Finally, in Fuzzy model (a), both teams, play similar strategies when they maximize,
100% T for ACM and almost 99% for FCB, and mix all four offensive strategies, with
almost similar weights, when the other team maximizes. They get the same points
from their offensive strategies, but ACM gets more points than BFC from its pure
defensive strategy T.
In Fuzzy, model (b), while the strategies from model (a) remain unchanged, FCB
plays 98.4% SG, 1.6% CA and ACM mixes about 1/3 CA and 2/3 D. Both teams mix
also their defensive strategies when the other team maximizes.

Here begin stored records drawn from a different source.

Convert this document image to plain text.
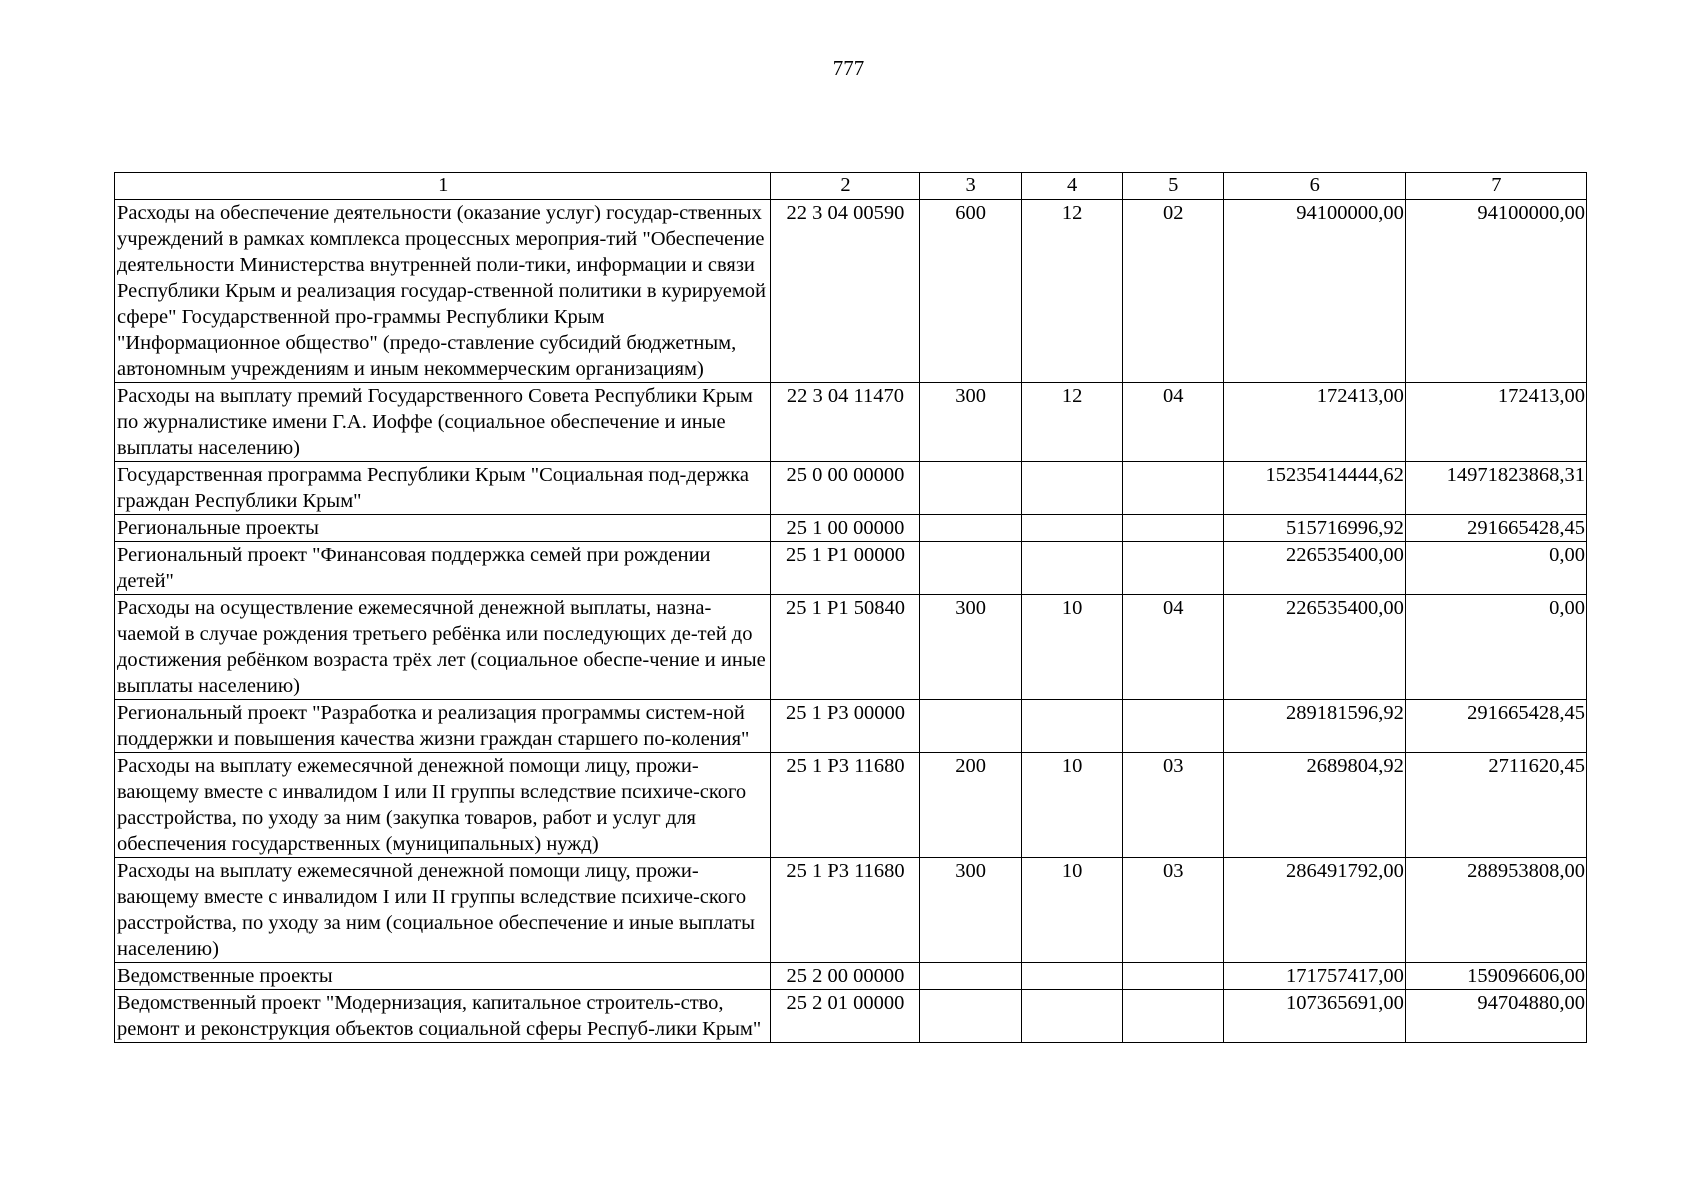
777
1	2	3	4	5	6	7
Расходы на обеспечение деятельности (оказание услуг) государ-ственных учреждений в рамках комплекса процессных мероприя-тий "Обеспечение деятельности Министерства внутренней поли-тики, информации и связи Республики Крым и реализация государ-ственной политики в курируемой сфере" Государственной про-граммы Республики Крым "Информационное общество" (предо-ставление субсидий бюджетным, автономным учреждениям и иным некоммерческим организациям)	22 3 04 00590	600	12	02	94100000,00	94100000,00
Расходы на выплату премий Государственного Совета Республики Крым по журналистике имени Г.А. Иоффе (социальное обеспечение и иные выплаты населению)	22 3 04 11470	300	12	04	172413,00	172413,00
Государственная программа Республики Крым "Социальная под-держка граждан Республики Крым"	25 0 00 00000				15235414444,62	14971823868,31
Региональные проекты	25 1 00 00000				515716996,92	291665428,45
Региональный проект "Финансовая поддержка семей при рождении детей"	25 1 Р1 00000				226535400,00	0,00
Расходы на осуществление ежемесячной денежной выплаты, назна-чаемой в случае рождения третьего ребёнка или последующих де-тей до достижения ребёнком возраста трёх лет (социальное обеспе-чение и иные выплаты населению)	25 1 Р1 50840	300	10	04	226535400,00	0,00
Региональный проект "Разработка и реализация программы систем-ной поддержки и повышения качества жизни граждан старшего по-коления"	25 1 Р3 00000				289181596,92	291665428,45
Расходы на выплату ежемесячной денежной помощи лицу, прожи-вающему вместе с инвалидом I или II группы вследствие психиче-ского расстройства, по уходу за ним (закупка товаров, работ и услуг для обеспечения государственных (муниципальных) нужд)	25 1 Р3 11680	200	10	03	2689804,92	2711620,45
Расходы на выплату ежемесячной денежной помощи лицу, прожи-вающему вместе с инвалидом I или II группы вследствие психиче-ского расстройства, по уходу за ним (социальное обеспечение и иные выплаты населению)	25 1 Р3 11680	300	10	03	286491792,00	288953808,00
Ведомственные проекты	25 2 00 00000				171757417,00	159096606,00
Ведомственный проект "Модернизация, капитальное строитель-ство, ремонт и реконструкция объектов социальной сферы Респуб-лики Крым"	25 2 01 00000				107365691,00	94704880,00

Again ACM gets 0.34
more points from its T, while FCB gets 0.40 more points from its offensive strategies,
leading to almost balanced game.
Notice that in all fuzzy models all inferior lambdas are positive, varying between
1.52 and 2.9.
In general, the “average” strategies from all models (a) are: FCB plays about 57%
offensively, i.e. about 23% AP, 19% SG and 14% CA. Its highest weight though is in
22
defense, ZM with about 28%. ACM plays more offensively, 61.8%, mainly through
41% D, and by about 12% CA. ACM balances its defensive strategies, by about 21%
ZM and 17% T. The closest to these averages is the Nash equilibrium that gives FCB
4.34 points and ACM 3.89 points. Similarly, the “average” strategies from all models
(b) are: FCB plays about 54.6% AP, 34.1% SG and 11.3% CA offensively and 42.7% T
and 57.3% ZM defensively; ACM plays 32.4% CA, 31.6% D, 28.8% AP and 7.2% SG
offensively and 53.7% T and 46.3% ZM defensively.
Conclusions
A number of deterministic and stochastic models where used to find out the optimal
offensive and defensive strategies that FCB and ACM could have applied during
their UEFA CL match, based on the selected match statistics. Since FCB won the
match, the question posed was if ACM could have done better by following better
strategies.
Despite the fact that the optimal strategies vary with the selected model, there are
indeed four different strategies that ACM could have selected according to the
following models: (i) in fuzzy model (a) ACM gets 16% more points than FCB, if it
plays purely defensive, i.e. 100% T; (ii) in LP with complementary constraints model
(a) ACM gets 2.5 % more points, if it plays offensively, i.e. 52% SG and 46% CA; (iii)
in one Nash equilibrium where both teams get 9 points, if it plays 100% ZM in order
to defend the 100% SG played by FCB; (iv) in fuzzy model (b) where ACM gets 1%
less points than FCB, if it plays 100% T in defense and also 35.4% CA and 64.6% D in
offense.
On the other hand, ACM does it badly with the following strategies: (i) in PLP model
(a), if it relies mainly to CA (by 93%) with almost no defense; (ii) in one Nash
equilibrium when FCB plays 100% AP and ACM 100% T; (iii) in another Nash
equilibrium when FCB plays 53% AP and 47% ZM while ACM plays 52.4% D and
47.6% T; (iv) in classical maximization model (b), if both teams play 100% AP, and
also FCB plays 100% ZM while ACM plays 100% T.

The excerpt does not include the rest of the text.